Marc I, Rainville P, Verreault R, Vaillancourt L, Masse B, Dodin S.

Reduction of pain medication during first-trimester surgical abortion by a brief hypnotic intervention.

Chaire Lucie et André Chagnon pour l'avancement d'une approche intégrée en prévention, Université Laval, Quebec City, PQ Canada, Centre de recherche de l'Hôpital Saint-François d'Assise (CHUQ), 45 rue Leclerc, Local D6-702, Québec G1L 3L5, Canada. isabelle.marc@crsfa.ulaval.ca

OBJECTIVES: This report describes an open randomized study to determine whether a brief hypnotic intervention during first-trimester surgical abortion reduces requests for pain medication.

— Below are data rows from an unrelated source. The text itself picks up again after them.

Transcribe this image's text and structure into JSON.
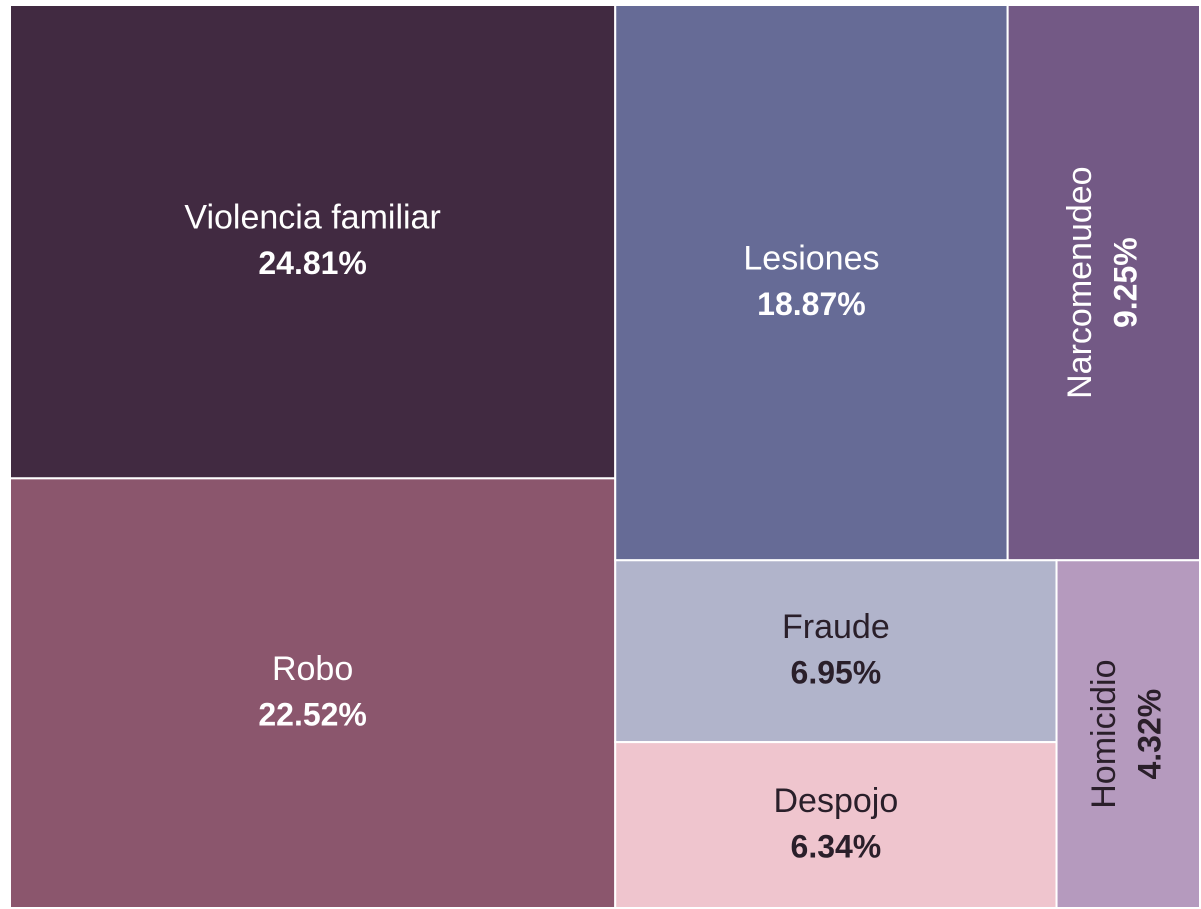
{
  "chart_data": {
    "type": "treemap",
    "categories": [
      "Violencia familiar",
      "Robo",
      "Lesiones",
      "Narcomenudeo",
      "Fraude",
      "Despojo",
      "Homicidio"
    ],
    "values": [
      24.81,
      22.52,
      18.87,
      9.25,
      6.95,
      6.34,
      4.32
    ],
    "value_labels": [
      "24.81%",
      "22.52%",
      "18.87%",
      "9.25%",
      "6.95%",
      "6.34%",
      "4.32%"
    ],
    "colors": [
      "#412a41",
      "#8b566d",
      "#666b96",
      "#735985",
      "#b1b4cb",
      "#efc5ce",
      "#b59abe"
    ]
  }
}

METHODS: 30 women undergoing first-trimester surgical abortion at the family planning clinics of a large hospital in Quebec City were randomized into a control group that received standard care and a hypnosis group that received, in addition to standard care, an intervention of hypnosis including analgesia suggestions 20 minutes before and throughout the surgical procedure. Patients in both groups were given the option to control their pain with nitrous oxide (N2O) sedation administered through a nose mask as often and for as long as they wanted during the procedure. N2O sedation as the primary outcome was assessed at each step of the procedure. The patient's self-reported anxiety and pain were also assessed during the procedure as secondary outcomes.

RESULTS: 36% of patients in the hypnosis group requested N2O sedation during the procedure versus 87% in the control group (p<0.01). No differences between the groups were found in reports of pain and anxiety during the procedure.

DISCUSSION: These preliminary results suggest that hypnosis can be integrated into standard care and reduces the need for N2O in patients undergoing first-trimester surgical abortion. This reduction in N2O consumption did not lead to significant changes in pain or anxiety and a larger sample size is required to assess possible effects of hypnosis on those variables. In a main study (under recruitment), the main outcome (success) is defined by the combination of 1) the superiority of hypnosis versus standard treatment with medication (intra-venous conscious sedation) during the intervention AND 2) the non-inferiority of hypnosis versus standard treatment with respect to anxiety, and the intensity of pain during abortion.